Restrictions on Public Companies' Cryptocurrency Purchases: Short-Term Bearish, Long-Term Bullish

Based on the existing information, the hoarding behavior of publicly traded companies may face increased scrutiny from U.S. regulatory agencies. On one hand, this move aims to avoid disrupting the normal trading order of the stock market and protect ordinary investors; on the other hand, it may impose certain restrictions on money laundering, price manipulation, and stock fraud.
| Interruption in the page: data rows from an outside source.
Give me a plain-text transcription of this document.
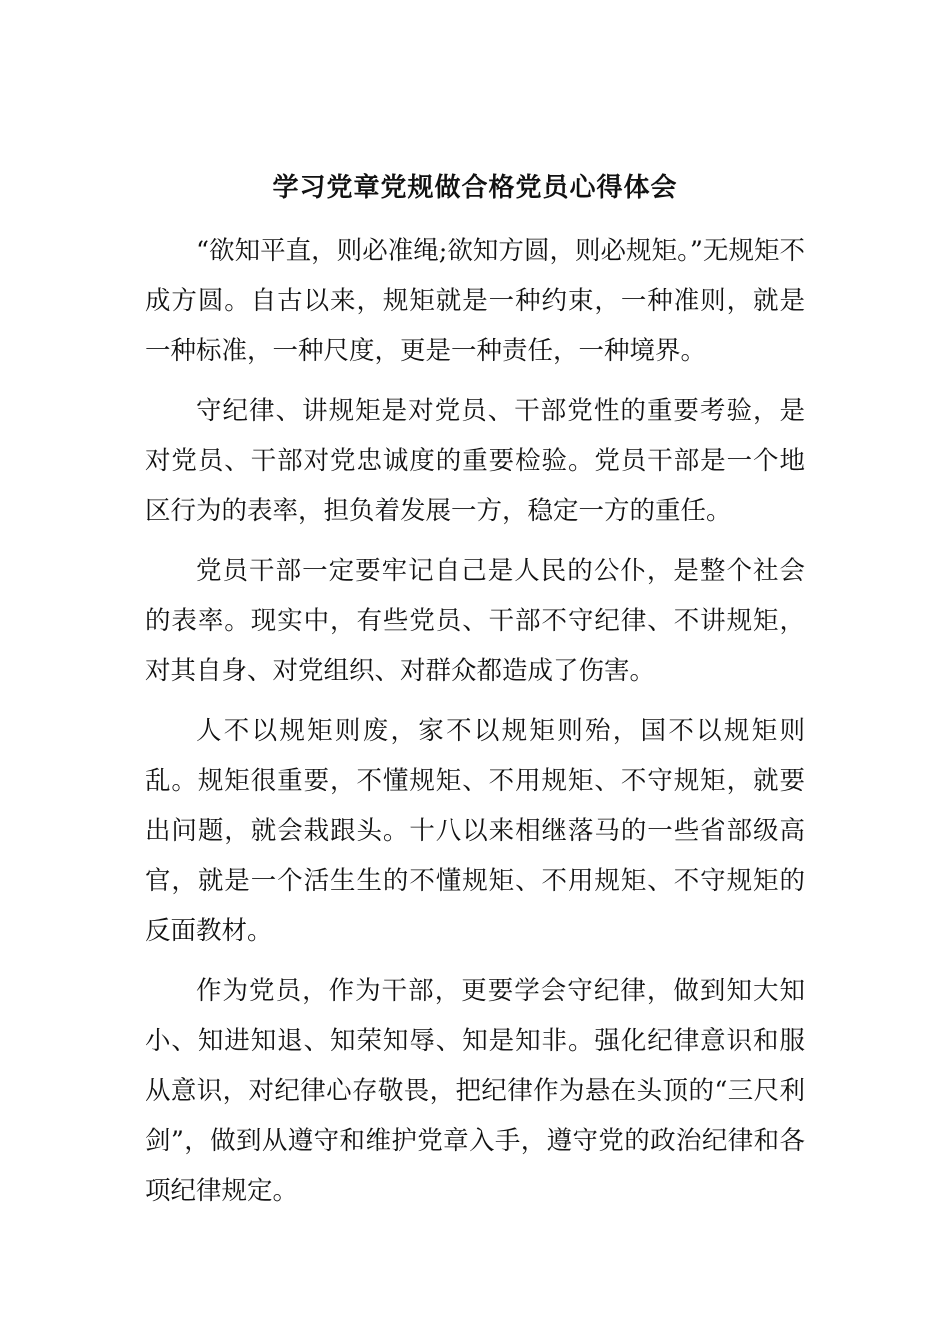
学习党章党规做合格党员心得体会

“欲知平直，则必准绳;欲知方圆，则必规矩。”无规矩不成方圆。自古以来，规矩就是一种约束，一种准则，就是一种标准，一种尺度，更是一种责任，一种境界。

守纪律、讲规矩是对党员、干部党性的重要考验，是对党员、干部对党忠诚度的重要检验。党员干部是一个地区行为的表率，担负着发展一方，稳定一方的重任。

党员干部一定要牢记自己是人民的公仆，是整个社会的表率。现实中，有些党员、干部不守纪律、不讲规矩，对其自身、对党组织、对群众都造成了伤害。

人不以规矩则废，家不以规矩则殆，国不以规矩则乱。规矩很重要，不懂规矩、不用规矩、不守规矩，就要出问题，就会栽跟头。十八以来相继落马的一些省部级高官，就是一个活生生的不懂规矩、不用规矩、不守规矩的反面教材。

作为党员，作为干部，更要学会守纪律，做到知大知小、知进知退、知荣知辱、知是知非。强化纪律意识和服从意识，对纪律心存敬畏，把纪律作为悬在头顶的“三尺利剑”，做到从遵守和维护党章入手，遵守党的政治纪律和各项纪律规定。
For the cryptocurrency market, this move may temporarily affect the frequency and scale of public companies buying and hoarding cryptocurrencies. While it may not significantly impact large companies with a certain first-mover advantage, it will undoubtedly affect the market valuation and regulatory risks for fundraising targets.

However, in the long run, regulatory agencies imposing certain restrictions and oversight on the hoarding behavior of publicly traded companies will benefit the continued purchase of mainstream tokens such as BTC, ETH, and SOL in the cryptocurrency market. On one hand, regulators will effectively eliminate shell companies without corresponding financial strength from artificially inflating stock prices through speculative trading in the short term; on the other hand, publicly traded companies that meet regulatory qualifications and have certain financial strength will be able to continue purchasing relevant cryptocurrencies at a frequency more aligned with market conditions and hold relevant tokens for a certain period, objectively reducing the circulation of some cryptocurrencies, thereby promoting the growth of the cryptocurrency market's market capitalization and the increase in cryptocurrency prices.

Recent news indicates that SOL Strategies has been approved to list on Nasdaq on September 9, with the stock code STKE. In the context of tightening regulatory windows, this stock may become a "touchstone" for the acceptance and recognition of the recent "cryptocurrency concept stocks" market.